Quando il papà perde la testa: "Troppe aspettative sui figli"
Il padre di Cristian Shpendi che domenica pomeriggio ha invaso il campo dell’Orogel Stadium Dino Manuzzi prendendo di mira il portiere avversario (e che col suo gesto ieri si è visto accollare un daspo di tre anni) è, purtroppo, soltanto la punta di un iceberg la cui base comincia molto più in basso, a livello delle squadre giovanili e dello sport dilettantistico.

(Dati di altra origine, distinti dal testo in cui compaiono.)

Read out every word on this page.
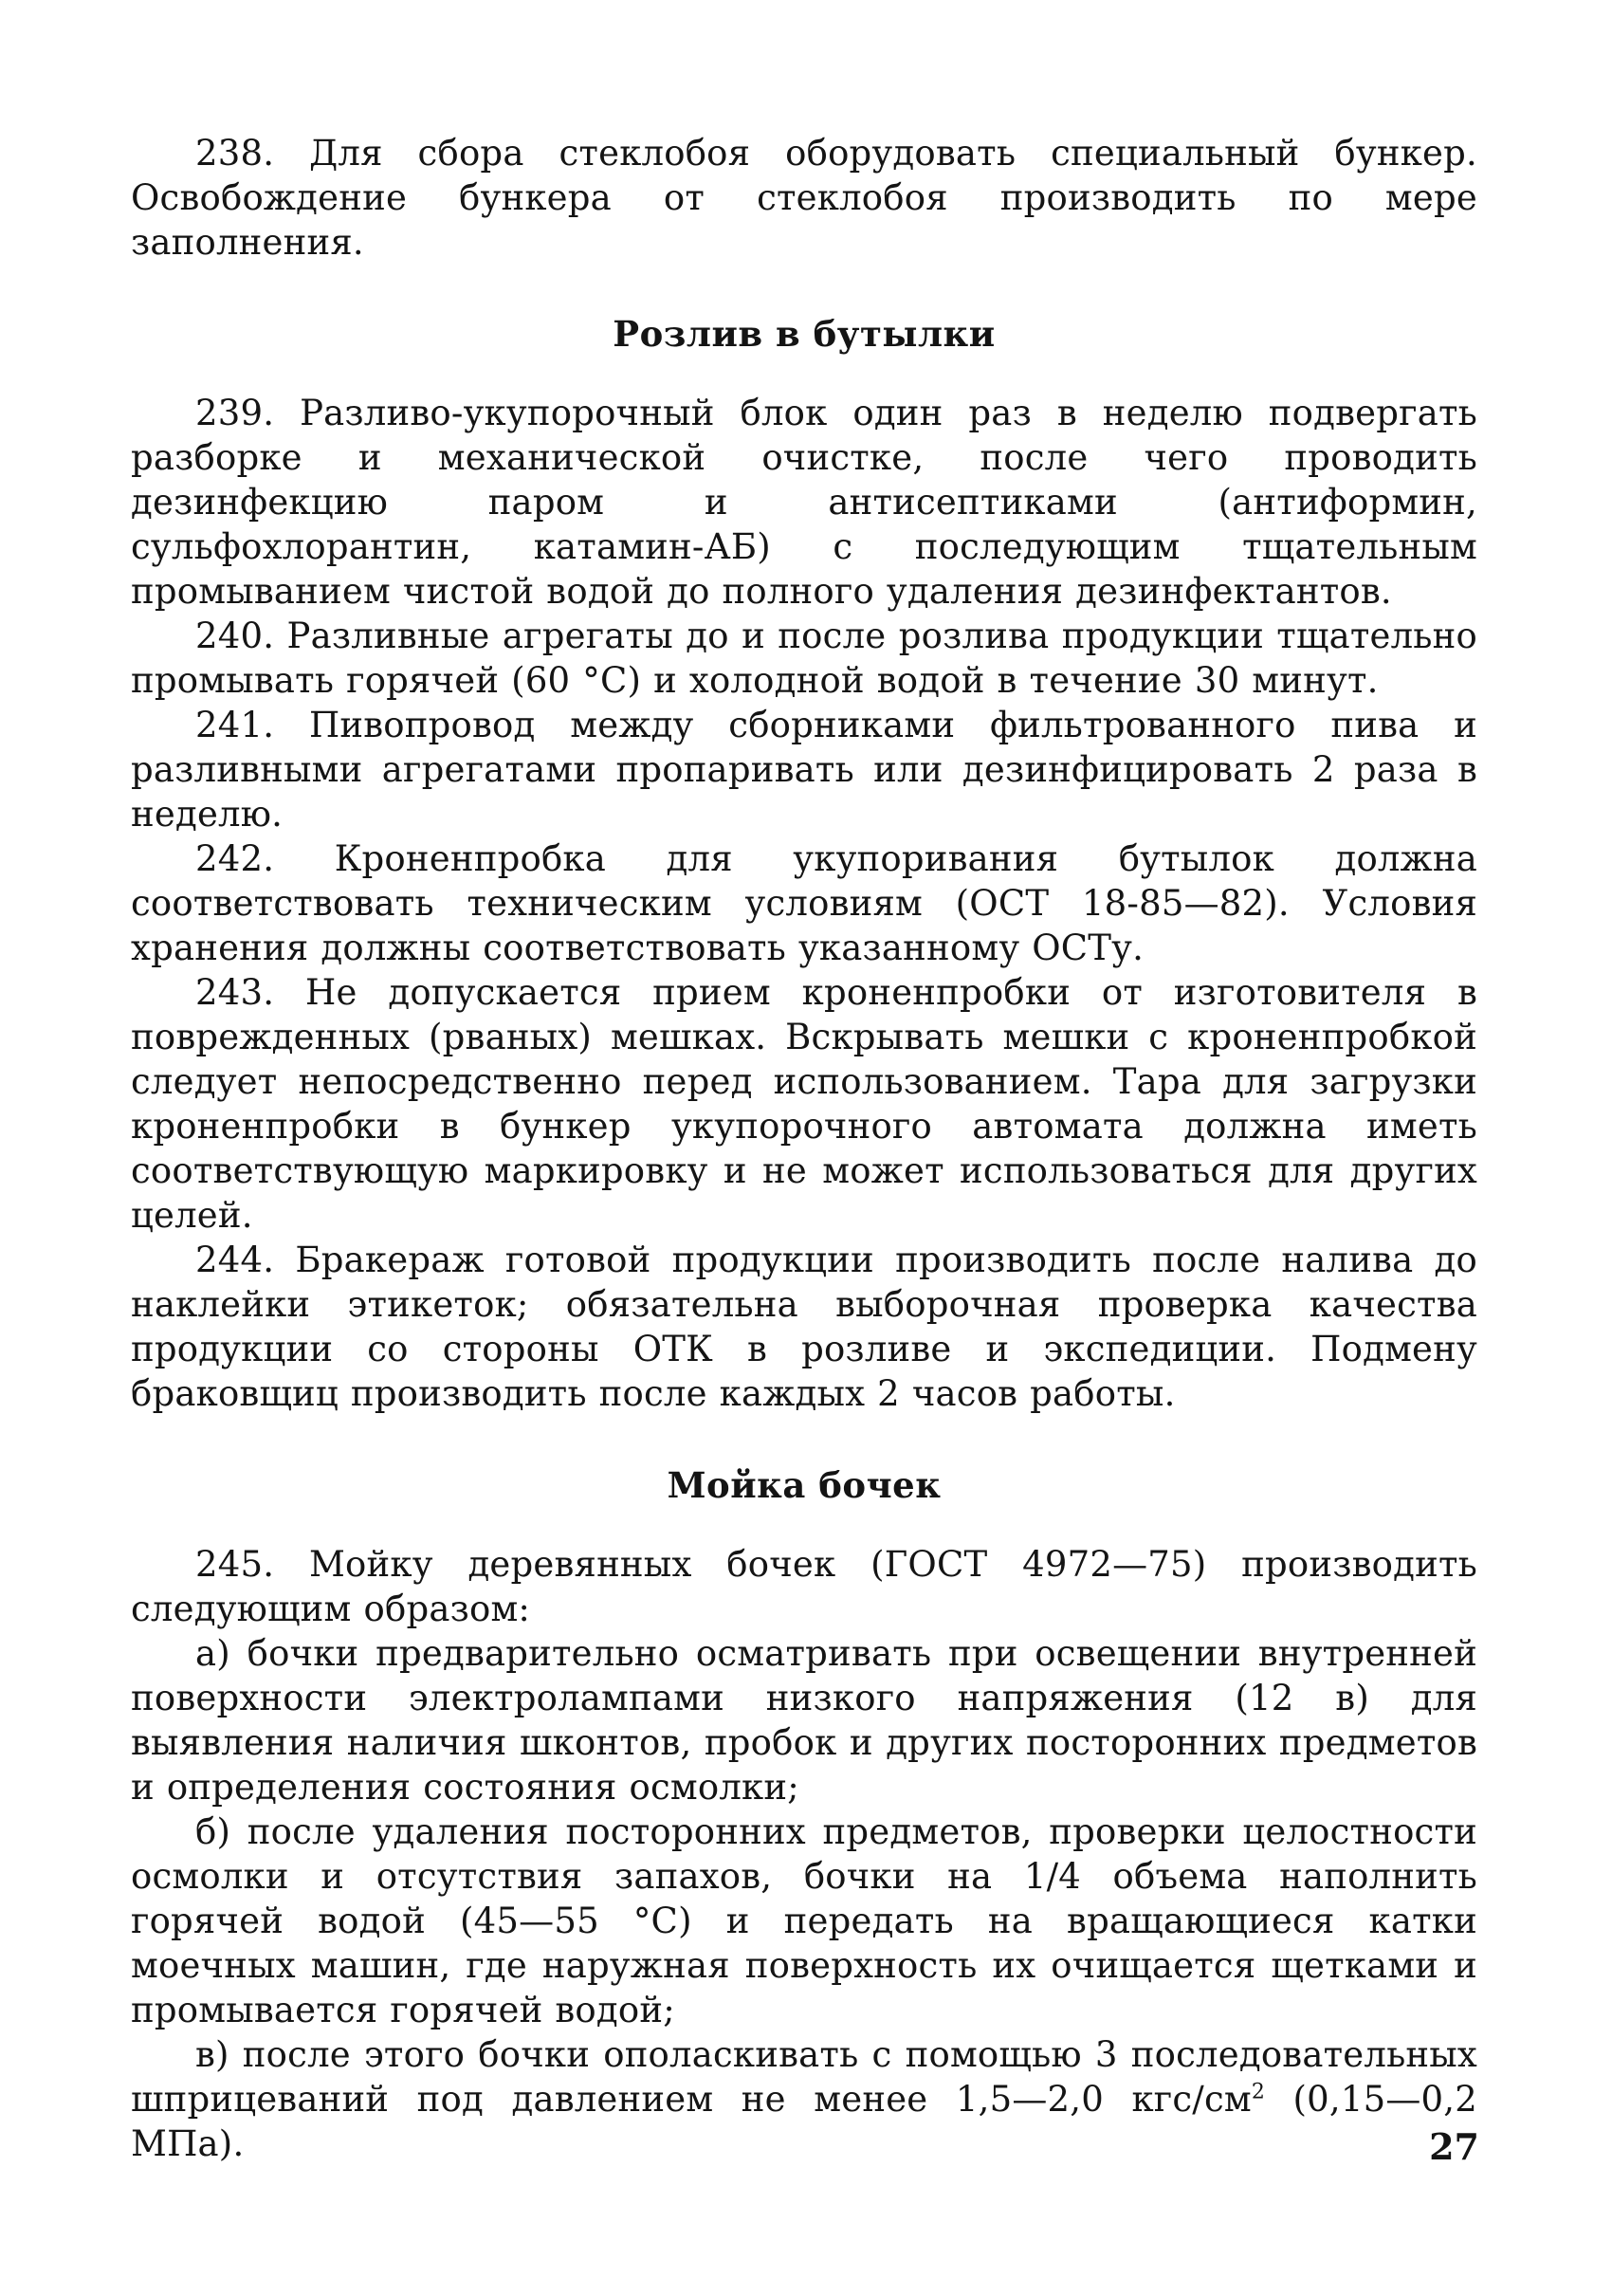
238. Для сбора стеклобоя оборудовать специальный бункер. Освобождение бункера от стеклобоя производить по мере заполнения.

Розлив в бутылки

239. Разливо-укупорочный блок один раз в неделю подвергать разборке и механической очистке, после чего проводить дезинфекцию паром и антисептиками (антиформин, сульфохлорантин, катамин-АБ) с последующим тщательным промыванием чистой водой до полного удаления дезинфектантов.

240. Разливные агрегаты до и после розлива продукции тщательно промывать горячей (60 °С) и холодной водой в течение 30 минут.

241. Пивопровод между сборниками фильтрованного пива и разливными агрегатами пропаривать или дезинфицировать 2 раза в неделю.

242. Кроненпробка для укупоривания бутылок должна соответствовать техническим условиям (ОСТ 18-85—82). Условия хранения должны соответствовать указанному ОСТу.

243. Не допускается прием кроненпробки от изготовителя в поврежденных (рваных) мешках. Вскрывать мешки с кроненпробкой следует непосредственно перед использованием. Тара для загрузки кроненпробки в бункер укупорочного автомата должна иметь соответствующую маркировку и не может использоваться для других целей.

244. Бракераж готовой продукции производить после налива до наклейки этикеток; обязательна выборочная проверка качества продукции со стороны ОТК в розливе и экспедиции. Подмену браковщиц производить после каждых 2 часов работы.

Мойка бочек

245. Мойку деревянных бочек (ГОСТ 4972—75) производить следующим образом:

а) бочки предварительно осматривать при освещении внутренней поверхности электролампами низкого напряжения (12 в) для выявления наличия шконтов, пробок и других посторонних предметов и определения состояния осмолки;

б) после удаления посторонних предметов, проверки целостности осмолки и отсутствия запахов, бочки на 1/4 объема наполнить горячей водой (45—55 °С) и передать на вращающиеся катки моечных машин, где наружная поверхность их очищается щетками и промывается горячей водой;

в) после этого бочки ополаскивать с помощью 3 последовательных шприцеваний под давлением не менее 1,5—2,0 кгс/$см^2$ (0,15—0,2 МПа).	27
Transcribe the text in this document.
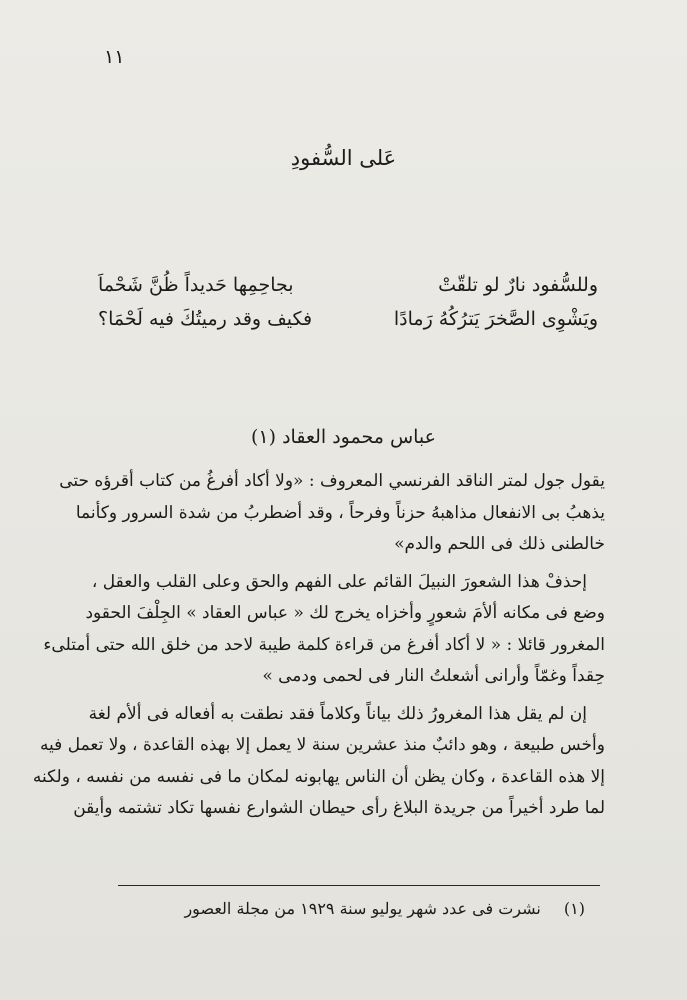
١١
عَلى السُّفودِ
وللسُّفود نارٌ لو تلقّتْ
بجاحِمِها حَديداً ظُنَّ شَحْماَ
ويَشْوِى الصَّخرَ يَترُكُهُ رَمادًا
فكيف وقد رميتُكَ فيه لَحْمَا؟
عباس محمود العقاد (١)
يقول جول لمتر الناقد الفرنسي المعروف : «ولا أكاد أفرغُ من كتاب أقرؤه حتى
يذهبُ بى الانفعال مذاهبهُ حزناً وفرحاً ، وقد أضطربُ من شدة السرور وكأنما
خالطنى ذلك فى اللحم والدم»
إحذفْ هذا الشعورَ النبيلَ القائم على الفهم والحق وعلى القلب والعقل ،
وضع فى مكانه ألأمَ شعورٍ وأخزاه يخرج لك « عباس العقاد » الجِلْفَ الحقود
المغرور قائلا : « لا أكاد أفرغ من قراءة كلمة طيبة لاحد من خلق الله حتى أمتلىء
حِقداً وغمّاً وأرانى أشعلتُ النار فى لحمى ودمى »
إن لم يقل هذا المغرورُ ذلك بياناً وكلاماً فقد نطقت به أفعاله فى ألأم لغة
وأخس طبيعة ، وهو دائبٌ منذ عشرين سنة لا يعمل إلا بهذه القاعدة ، ولا تعمل فيه
إلا هذه القاعدة ، وكان يظن أن الناس يهابونه لمكان ما فى نفسه من نفسه ، ولكنه
لما طرد أخيراً من جريدة البلاغ رأى حيطان الشوارع نفسها تكاد تشتمه وأيقن
(١) نشرت فى عدد شهر يوليو سنة ١٩٢٩ من مجلة العصور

"Si parte dalle giovanili – sospira Davide Ceccaroni, presidente della sezione cesenate Uisp - Farebbe ridere, se non fosse così triste, raccontare dei nonni che si aspettavano fuori da un campetto di calcio per ‘regolare conti’ che soltanto loro credevano si fossero aperti in campo tra i rispettivi nipoti. Le tribune in certi casi sono ben lontane dall’essere luoghi di svago delle famiglie che si godono qualche ora di divertimento seguendo i propri figli. C’è chi se la prende con l’arbitro, chi con l’allenatore e chi con gli avversari. E i toni sono spesso decisamente sopra le righe".
L’argomento è uno dei frutti della ‘cultura’ del ventunesimo secolo, nel quale si stanno facendo largo atteggiamenti e convinzioni che in un passato non troppo lontano non erano nemmeno ipotizzabili. "Fino a qualche anno fa – riprende Ceccaroni – nell’immaginario collettivo c’era l’idea romantica del calciatore visto come il ragazzo che è riuscito a trasformare la passione della vita in un lavoro. Ora invece si parla dei contratti, dei mega assegni, delle piogge di milioni. Così si finisce fuori strada". Quello che un padre non è riuscito a fare, allora deve farlo il figlio, che magari col primo stipendio potrebbe permettere al genitore di cambiare auto, mollare il lavoro e sostituire l’appartamento con la villa vista mare. "Così arriviamo ai genitori che si aggrappano alle transenne, pronti a prendersela con chiunque, a loro avviso, si stia mettendo sulla strada che porterà il figlio a calcare chissà quale palcoscenico. E se il ragazzo non ci riesce, non dipende dal fatto che il grande talento non è per tutti, ma piuttosto dall’incompetenza di allenatori e compagni. E’ triste, davvero. Chi legge queste riflessioni quanti anni ha? Si ricorda di quando era ragazzo e andava al campetto del quartiere? Ora tante squadre non ci sono più, si sono perse le realtà dove tutti potevano giocare e divertirsi. Ora l’unica cosa che conta sta diventando la voglia di emergere. Un tempo si tornava a casa sudati, magari dopo aver perso, ma comunque felici. Ora si torna a casa con la pattuglia della polizia o dei carabinieri che qualcuno ha fatto intervenire per placare gli animi dei papà. Serve tornare dove eravamo. Farlo è una responsabilità anche della politica, che deve tutelare lo sport per tutti, nel vero senso della parola".
Sul tema interviene anche Nicoletta Tozzi, presidente dell’Atletica Endas Cesena, con un passato da campionessa in pista, ma anche mental coach e da sempre immersa a 360 gradi nel mondo dello sport. "Ricordo i primi anni nei quali collaboravo con il Cesena Calcio anche come responsabile formazione – riflette – tra le prime cose che proposi ci fu l’idea di avviare dei corsi per genitori. La proposta venne subito accolta con entusiasmo, perché il trend che si stava delineando era già evidente. Credo tanto nello sport e nel suo enorme potenziale nel far crescere giovani migliori, ma è anche vero che le famiglie hanno la possibilità di inceppare questo meccanismo virtuoso. In tanti campi mi è capitato di leggere le regole di un decalogo rivolto ai genitori, che spesso però non vengono rispettate, nel nome di non si bene quali competenze che certe persone ritengono di dover far valere. Un genitore può essere un problema o una risorsa. Tocca a lui scegliere e in base alla sua scelta cambiano molte cose. Per i figli, prima di tutto".
La strada indicata da Tozzi è quella che passa da un approccio diverso con le sfide della vita: "Non è solo una questione relativa allo sport, ma a tutta la società, scuola compresa. Oggi spesso i genitori finiscono col voler fare gli avvocati dei figli. E in questo modo non li aiutano affatto. Mio babbo tifava per me, quando gareggiavo. Sapeva che dovevo fare due giri di pista, ma sul resto non è mai entrato nel merito. Il punto credo sia proprio questo: a tutti veniva naturale fare quello che oggi non lo è più. I segnali sono tanti. E sono seri. Bisogna invertire la rotta".